The Unherd article is an extract from an essay, Blindness, which appears in the most recent Jewish Quarterly in Australia, whose blurb brings us back to our opening theme: the silence on the Gaza genocide, on Israel’s oppression, on settler violence: 

This issue of The Jewish Quarterly explores the response of the left to the Hamas attacks in Israel of October 7 and the willingness of progressives to abandon values that they purport to represent. In this crucial essay, author and columnist Hadley Freeman examines the equivocations, contortions and hypocrisy displayed by elements of the left, including many who were unable to name, acknowledge or condemn the atrocities of Hamas.

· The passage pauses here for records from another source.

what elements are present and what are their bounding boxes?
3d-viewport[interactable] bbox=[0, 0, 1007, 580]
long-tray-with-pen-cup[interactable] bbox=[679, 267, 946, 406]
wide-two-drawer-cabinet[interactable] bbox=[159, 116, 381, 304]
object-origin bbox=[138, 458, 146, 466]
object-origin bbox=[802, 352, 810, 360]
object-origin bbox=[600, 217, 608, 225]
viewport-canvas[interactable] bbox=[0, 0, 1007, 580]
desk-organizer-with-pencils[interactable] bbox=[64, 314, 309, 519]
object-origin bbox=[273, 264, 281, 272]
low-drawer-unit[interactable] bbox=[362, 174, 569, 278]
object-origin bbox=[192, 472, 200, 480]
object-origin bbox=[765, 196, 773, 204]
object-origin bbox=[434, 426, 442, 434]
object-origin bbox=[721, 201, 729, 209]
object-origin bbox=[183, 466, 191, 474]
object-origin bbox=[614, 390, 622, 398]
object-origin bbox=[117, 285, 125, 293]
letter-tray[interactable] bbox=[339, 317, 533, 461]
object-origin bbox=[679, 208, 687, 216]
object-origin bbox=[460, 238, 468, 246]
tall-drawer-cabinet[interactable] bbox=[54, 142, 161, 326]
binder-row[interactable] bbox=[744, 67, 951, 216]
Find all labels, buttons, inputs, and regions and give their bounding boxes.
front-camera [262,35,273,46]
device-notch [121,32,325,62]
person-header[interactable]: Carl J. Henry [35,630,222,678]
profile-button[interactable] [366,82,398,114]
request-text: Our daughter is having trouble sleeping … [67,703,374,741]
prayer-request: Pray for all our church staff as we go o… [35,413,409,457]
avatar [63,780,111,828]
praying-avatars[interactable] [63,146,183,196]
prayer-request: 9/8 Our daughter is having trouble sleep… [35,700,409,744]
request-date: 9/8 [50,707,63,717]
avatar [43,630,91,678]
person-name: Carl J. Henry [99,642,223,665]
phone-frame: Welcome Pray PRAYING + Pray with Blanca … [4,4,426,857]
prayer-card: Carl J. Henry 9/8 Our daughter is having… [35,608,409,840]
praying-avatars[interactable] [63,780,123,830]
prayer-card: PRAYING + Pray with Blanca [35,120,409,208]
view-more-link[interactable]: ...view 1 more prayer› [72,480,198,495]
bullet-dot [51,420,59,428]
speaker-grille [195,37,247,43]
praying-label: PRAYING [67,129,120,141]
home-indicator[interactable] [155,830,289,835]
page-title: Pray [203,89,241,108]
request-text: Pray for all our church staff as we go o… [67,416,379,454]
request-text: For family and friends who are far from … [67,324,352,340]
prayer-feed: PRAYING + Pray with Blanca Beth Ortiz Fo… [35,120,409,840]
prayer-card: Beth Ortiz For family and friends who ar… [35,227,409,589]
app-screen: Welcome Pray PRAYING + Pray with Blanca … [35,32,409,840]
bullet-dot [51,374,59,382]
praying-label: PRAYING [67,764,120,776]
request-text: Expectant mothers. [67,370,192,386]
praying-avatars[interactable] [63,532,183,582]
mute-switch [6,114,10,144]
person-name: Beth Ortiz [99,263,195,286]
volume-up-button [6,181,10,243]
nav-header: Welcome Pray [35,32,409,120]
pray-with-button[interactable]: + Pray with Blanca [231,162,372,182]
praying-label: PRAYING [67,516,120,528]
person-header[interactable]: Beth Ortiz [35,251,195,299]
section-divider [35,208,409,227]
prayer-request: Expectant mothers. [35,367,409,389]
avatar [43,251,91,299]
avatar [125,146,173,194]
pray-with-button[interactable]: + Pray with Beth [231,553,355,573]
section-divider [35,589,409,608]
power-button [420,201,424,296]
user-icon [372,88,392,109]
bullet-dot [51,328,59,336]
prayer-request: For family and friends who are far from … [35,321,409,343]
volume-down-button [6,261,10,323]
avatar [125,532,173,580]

Freeman looks at the beliefs and mindsets that have swept across sectors such as universities, politics, media and the arts, and resulted in a fervour that blinds its adherents to the realities and complexities of history and justice.

Freeman and the editor of this publication write as if they have no idea of why people might not be that concerned about an atrocity that is alleged to have taken place seven months ago which is dwarfed both in numbers and in sheer brutality (documented both by the perpetrators and victims) by the genocide which followed. We would all be horrified if someone was raped and/or murdered in our neighbourhood, but if relatives of the victim then went on a killing spree against people of the same ethnic background as the attacker or who just live in his neighbourhood, we might well forget about the original crime quite quickly. Palestinians are an oppressed people who have been living under a jackboot since the 1970s, experiencing military and settler harassment, an unequal legal system consisting of military kangaroo courts and a regime of arbitrary imprisonment, unaccountable murders, capricious curfews and home invasions, water theft, crop vandalism and numerous other persecutions aimed at forcing them out of their country (and any Gaza Palestinian will remember all this from the period before 2005 when Gaza also had Jewish settlements). No middle-class white woman in the London or New York suburbs, Jewish or otherwise, least of all one with a cushy media job, who thinks they are ‘oppressed’ really knows the meaning of the word.